Quant au sens intime, il en est tout autrement. Ses phénomènes ne peuvent se comparer à aucun de ceux qui se manifestent dans la matière soumise à l’action de l’une des forces connues ou concevables de la nature ; et nous ne pouvons concevoir une transition graduelle de l’inconscience absolue à la possession du sens intime, d’un organisme insensible à un être sentant. La perception et la conscience de soi-même, à l’état le plus rudimentaire, sont à une distance infinie de la matière absolument insensible ou inconsciente. Nous ne pouvons concevoir aucun accroissement physique, aucune modification, qui rendrait consciente une masse inconsciente ; aucun pas dans la série des changements que peut subir la matière organisée, ne saurait produire la perception là où immédiatement avant il n’y avait ni perception, ni faculté de l’éprouver. C’est parce que les choses sont absolument incomparables et incommensurables, que nous ne pouvons nous représenter la perception dans la matière si ce n’est comme lui ayant été communiquée du dehors ; la vie, au contraire, peut se concevoir comme une simple combinaison spécifique et une coordination de la matière et des forces qui composent l’univers, éléments dont chacun nous est connu.

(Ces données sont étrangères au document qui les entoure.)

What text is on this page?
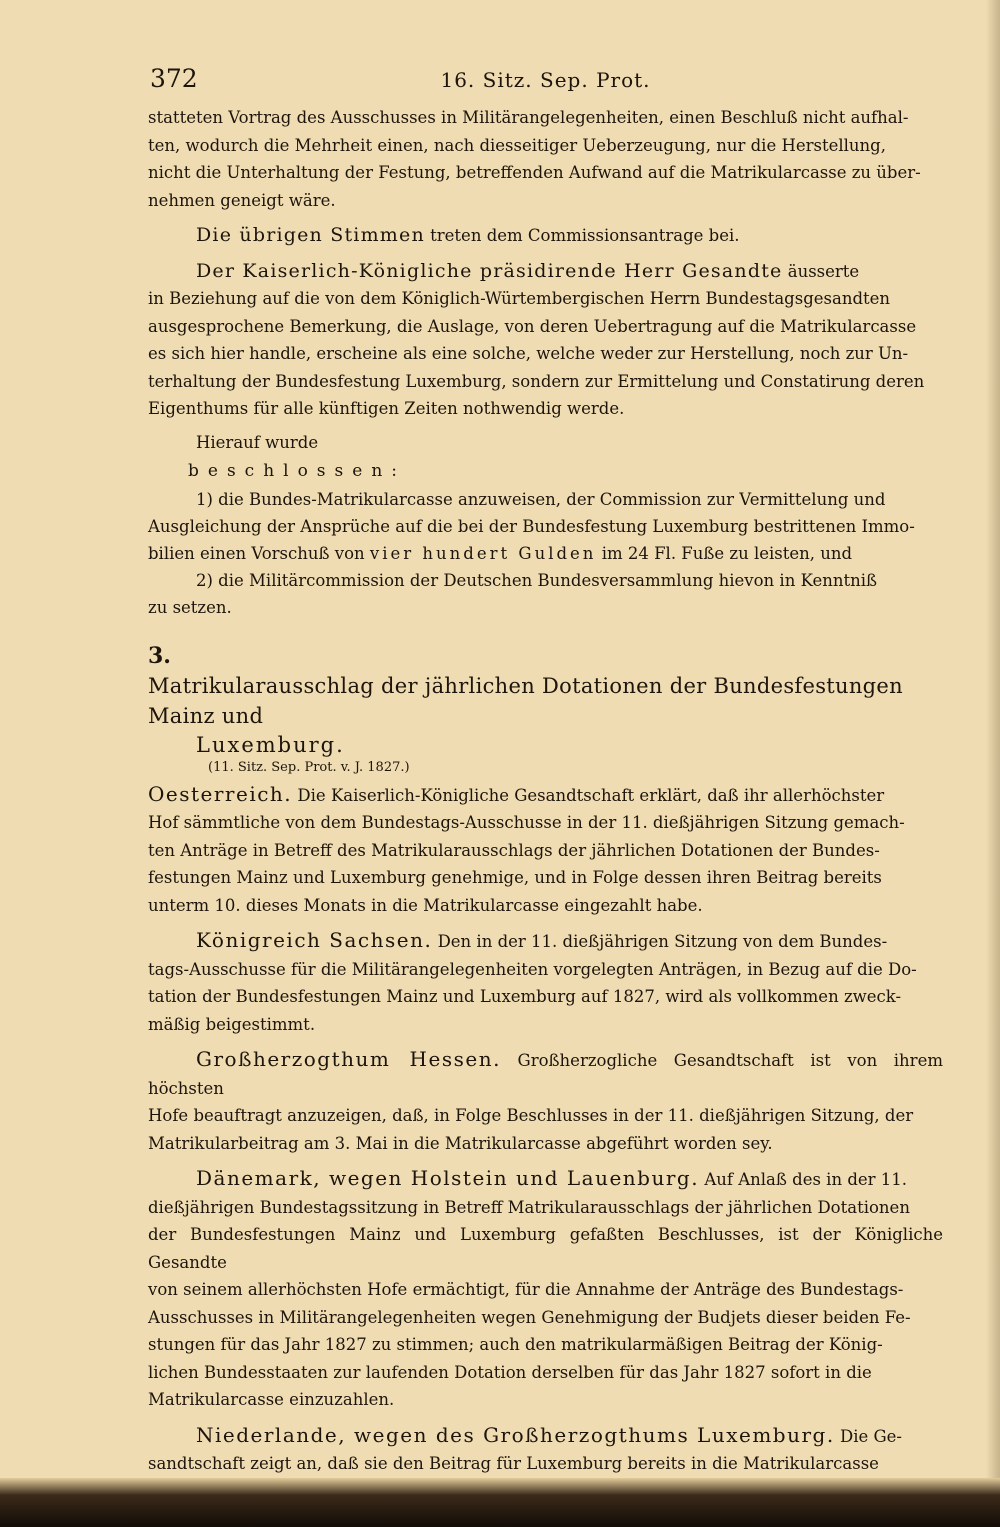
372	16. Sitz. Sep. Prot.

statteten Vortrag des Ausschusses in Militärangelegenheiten, einen Beschluß nicht aufhal-
ten, wodurch die Mehrheit einen, nach diesseitiger Ueberzeugung, nur die Herstellung,
nicht die Unterhaltung der Festung, betreffenden Aufwand auf die Matrikularcasse zu über-
nehmen geneigt wäre.

Die übrigen Stimmen treten dem Commissionsantrage bei.

Der Kaiserlich-Königliche präsidirende Herr Gesandte äusserte
in Beziehung auf die von dem Königlich-Würtembergischen Herrn Bundestagsgesandten
ausgesprochene Bemerkung, die Auslage, von deren Uebertragung auf die Matrikularcasse
es sich hier handle, erscheine als eine solche, welche weder zur Herstellung, noch zur Un-
terhaltung der Bundesfestung Luxemburg, sondern zur Ermittelung und Constatirung deren
Eigenthums für alle künftigen Zeiten nothwendig werde.

Hierauf wurde

beschlossen:

1) die Bundes-Matrikularcasse anzuweisen, der Commission zur Vermittelung und
Ausgleichung der Ansprüche auf die bei der Bundesfestung Luxemburg bestrittenen Immo-
bilien einen Vorschuß von vier hundert Gulden im 24 Fl. Fuße zu leisten, und

2) die Militärcommission der Deutschen Bundesversammlung hievon in Kenntniß
zu setzen.

3.

Matrikularausschlag der jährlichen Dotationen der Bundesfestungen Mainz und

Luxemburg.

(11. Sitz. Sep. Prot. v. J. 1827.)

Oesterreich. Die Kaiserlich-Königliche Gesandtschaft erklärt, daß ihr allerhöchster
Hof sämmtliche von dem Bundestags-Ausschusse in der 11. dießjährigen Sitzung gemach-
ten Anträge in Betreff des Matrikularausschlags der jährlichen Dotationen der Bundes-
festungen Mainz und Luxemburg genehmige, und in Folge dessen ihren Beitrag bereits
unterm 10. dieses Monats in die Matrikularcasse eingezahlt habe.

Königreich Sachsen. Den in der 11. dießjährigen Sitzung von dem Bundes-
tags-Ausschusse für die Militärangelegenheiten vorgelegten Anträgen, in Bezug auf die Do-
tation der Bundesfestungen Mainz und Luxemburg auf 1827, wird als vollkommen zweck-
mäßig beigestimmt.

Großherzogthum Hessen. Großherzogliche Gesandtschaft ist von ihrem höchsten
Hofe beauftragt anzuzeigen, daß, in Folge Beschlusses in der 11. dießjährigen Sitzung, der
Matrikularbeitrag am 3. Mai in die Matrikularcasse abgeführt worden sey.

Dänemark, wegen Holstein und Lauenburg. Auf Anlaß des in der 11.
dießjährigen Bundestagssitzung in Betreff Matrikularausschlags der jährlichen Dotationen
der Bundesfestungen Mainz und Luxemburg gefaßten Beschlusses, ist der Königliche Gesandte
von seinem allerhöchsten Hofe ermächtigt, für die Annahme der Anträge des Bundestags-
Ausschusses in Militärangelegenheiten wegen Genehmigung der Budjets dieser beiden Fe-
stungen für das Jahr 1827 zu stimmen; auch den matrikularmäßigen Beitrag der König-
lichen Bundesstaaten zur laufenden Dotation derselben für das Jahr 1827 sofort in die
Matrikularcasse einzuzahlen.

Niederlande, wegen des Großherzogthums Luxemburg. Die Ge-
sandtschaft zeigt an, daß sie den Beitrag für Luxemburg bereits in die Matrikularcasse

Nous pouvons admettre avec le professeur Huxley, que le protoplasme est la « matière vitale » et la cause de l’organisation. Mais nous ne pouvons admettre ou concevoir que le protoplasme soit la source première de la perception et du sens intime, ni qu’il puisse jamais de lui-même devenir conscient, tandis que nous pouvons peut-être concevoir qu’il devienne vivant.